I told him part of the story but omitted Sheila's death and the turnkey.

"And you came here, why?"

"You were at the Field sale."

"And Watson got the Bible pistol. Yes, I recollect." He took the little girl on his lap and gave her a sip of his rum. "Fierce man is Watson. One of those collectors you can't avoid."

"The Field sale," I persisted.

"Nothing very special for me, I'm afraid. Naturally," he added candidly, "if you're trying me for size as a suspect, ask yourself if I would dare risk this orphanage."

"Orphanage?" It hadn't struck me.

"I don't breed quite this effectively," he chided, laughing so much the little girl laughed too, and finally so did I.

"You saw Watson there?"

"Certainly. He'll be not far from here now, if indeed he's in one of his whirlwind buying sprees."

My heart caught. I put the glass down. "Near here?"

"Why, yes. Aren't you on your way there too? The Medway showrooms at Maltan Lees. It's about eleven miles…"

I left as politely and casually as I could. Nice chap, Major Lister. I mentally filed him away as I moved toward the village of Maltan Lees: Major Lister (retd.): collector flck dllrs; orphanage; plants; clean hedgehogs.

Then I remembered I'd not finished my rum. Never mind, that little girl could have it when she'd finished his.

Four o'clock, Maltan Lees, and the auctioneer in the plywood hall gasping for his tea.
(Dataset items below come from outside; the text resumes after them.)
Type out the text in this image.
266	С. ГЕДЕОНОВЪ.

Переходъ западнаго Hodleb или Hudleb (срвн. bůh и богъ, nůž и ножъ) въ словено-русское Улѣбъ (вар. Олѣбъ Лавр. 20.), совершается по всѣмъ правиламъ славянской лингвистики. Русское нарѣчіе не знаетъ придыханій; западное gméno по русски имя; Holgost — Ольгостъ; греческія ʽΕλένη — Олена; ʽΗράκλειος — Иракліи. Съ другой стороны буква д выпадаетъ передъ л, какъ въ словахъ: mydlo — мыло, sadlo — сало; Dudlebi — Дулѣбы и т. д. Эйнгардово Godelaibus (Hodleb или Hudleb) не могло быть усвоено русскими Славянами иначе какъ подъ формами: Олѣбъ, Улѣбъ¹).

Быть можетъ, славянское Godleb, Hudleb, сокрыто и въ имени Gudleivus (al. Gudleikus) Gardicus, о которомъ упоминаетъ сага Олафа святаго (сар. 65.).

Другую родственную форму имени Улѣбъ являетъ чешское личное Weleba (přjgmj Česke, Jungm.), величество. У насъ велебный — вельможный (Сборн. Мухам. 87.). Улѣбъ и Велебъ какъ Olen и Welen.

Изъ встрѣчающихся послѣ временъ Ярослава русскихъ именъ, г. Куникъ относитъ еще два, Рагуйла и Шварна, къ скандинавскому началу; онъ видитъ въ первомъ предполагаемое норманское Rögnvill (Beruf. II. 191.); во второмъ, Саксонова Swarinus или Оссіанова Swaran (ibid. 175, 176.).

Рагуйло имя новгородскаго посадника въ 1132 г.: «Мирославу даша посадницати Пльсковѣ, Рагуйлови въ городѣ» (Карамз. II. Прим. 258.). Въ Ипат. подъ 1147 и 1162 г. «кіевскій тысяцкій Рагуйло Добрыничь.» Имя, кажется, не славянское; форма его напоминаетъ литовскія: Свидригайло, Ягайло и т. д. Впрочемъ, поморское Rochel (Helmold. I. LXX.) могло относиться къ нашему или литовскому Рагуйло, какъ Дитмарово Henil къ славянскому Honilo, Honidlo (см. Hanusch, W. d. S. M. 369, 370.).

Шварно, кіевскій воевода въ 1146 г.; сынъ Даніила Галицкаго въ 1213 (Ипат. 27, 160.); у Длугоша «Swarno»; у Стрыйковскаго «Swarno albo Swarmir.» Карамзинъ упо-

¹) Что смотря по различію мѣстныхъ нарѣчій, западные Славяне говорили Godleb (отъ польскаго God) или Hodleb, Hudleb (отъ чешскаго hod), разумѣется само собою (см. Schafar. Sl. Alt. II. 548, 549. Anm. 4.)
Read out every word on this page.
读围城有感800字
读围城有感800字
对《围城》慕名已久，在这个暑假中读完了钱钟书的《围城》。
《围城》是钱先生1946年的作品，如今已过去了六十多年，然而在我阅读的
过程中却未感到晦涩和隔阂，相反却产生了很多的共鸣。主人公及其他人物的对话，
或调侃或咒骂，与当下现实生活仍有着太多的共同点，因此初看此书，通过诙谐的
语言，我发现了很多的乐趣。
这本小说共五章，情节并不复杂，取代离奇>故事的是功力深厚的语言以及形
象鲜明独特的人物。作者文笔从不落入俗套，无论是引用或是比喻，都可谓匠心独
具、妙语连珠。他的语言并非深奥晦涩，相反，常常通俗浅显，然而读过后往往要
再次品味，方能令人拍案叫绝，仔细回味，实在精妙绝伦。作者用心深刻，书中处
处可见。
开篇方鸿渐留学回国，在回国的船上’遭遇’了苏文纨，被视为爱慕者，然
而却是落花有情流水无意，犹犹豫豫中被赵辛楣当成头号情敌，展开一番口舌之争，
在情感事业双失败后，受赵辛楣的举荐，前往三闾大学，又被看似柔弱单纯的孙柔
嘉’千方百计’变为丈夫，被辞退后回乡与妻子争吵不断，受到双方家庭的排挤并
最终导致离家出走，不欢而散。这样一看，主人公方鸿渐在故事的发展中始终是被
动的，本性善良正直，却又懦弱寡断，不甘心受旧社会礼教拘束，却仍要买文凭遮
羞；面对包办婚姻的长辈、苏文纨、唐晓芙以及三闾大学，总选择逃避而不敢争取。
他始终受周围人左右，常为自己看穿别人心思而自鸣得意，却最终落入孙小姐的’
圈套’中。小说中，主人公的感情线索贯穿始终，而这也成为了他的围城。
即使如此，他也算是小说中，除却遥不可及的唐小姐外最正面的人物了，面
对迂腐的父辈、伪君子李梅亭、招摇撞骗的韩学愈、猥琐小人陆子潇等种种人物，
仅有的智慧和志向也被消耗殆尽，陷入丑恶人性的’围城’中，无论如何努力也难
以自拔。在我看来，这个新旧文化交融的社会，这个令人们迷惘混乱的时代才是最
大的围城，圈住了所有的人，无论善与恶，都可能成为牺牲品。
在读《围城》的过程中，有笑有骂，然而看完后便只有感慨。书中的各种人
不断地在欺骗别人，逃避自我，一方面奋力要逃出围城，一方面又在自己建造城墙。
I had no difficulty finding the place, from the cars nearby. They were slogging through the remaining lots with fifty to go. The end of an auction is always the best, excitement coming with value. By then the main mob of bidders has gone and only the dealers and die-hard collectors are left to ogle the valuables. Medway's seemed to have sold miscellaneous furniture, including bicycles, mangles, a piano, and household sundries, leaving a few carpets, some pottery, a collection of books, and some paintings, one of which, a genuine Fielding watercolor, gave me a chime or two.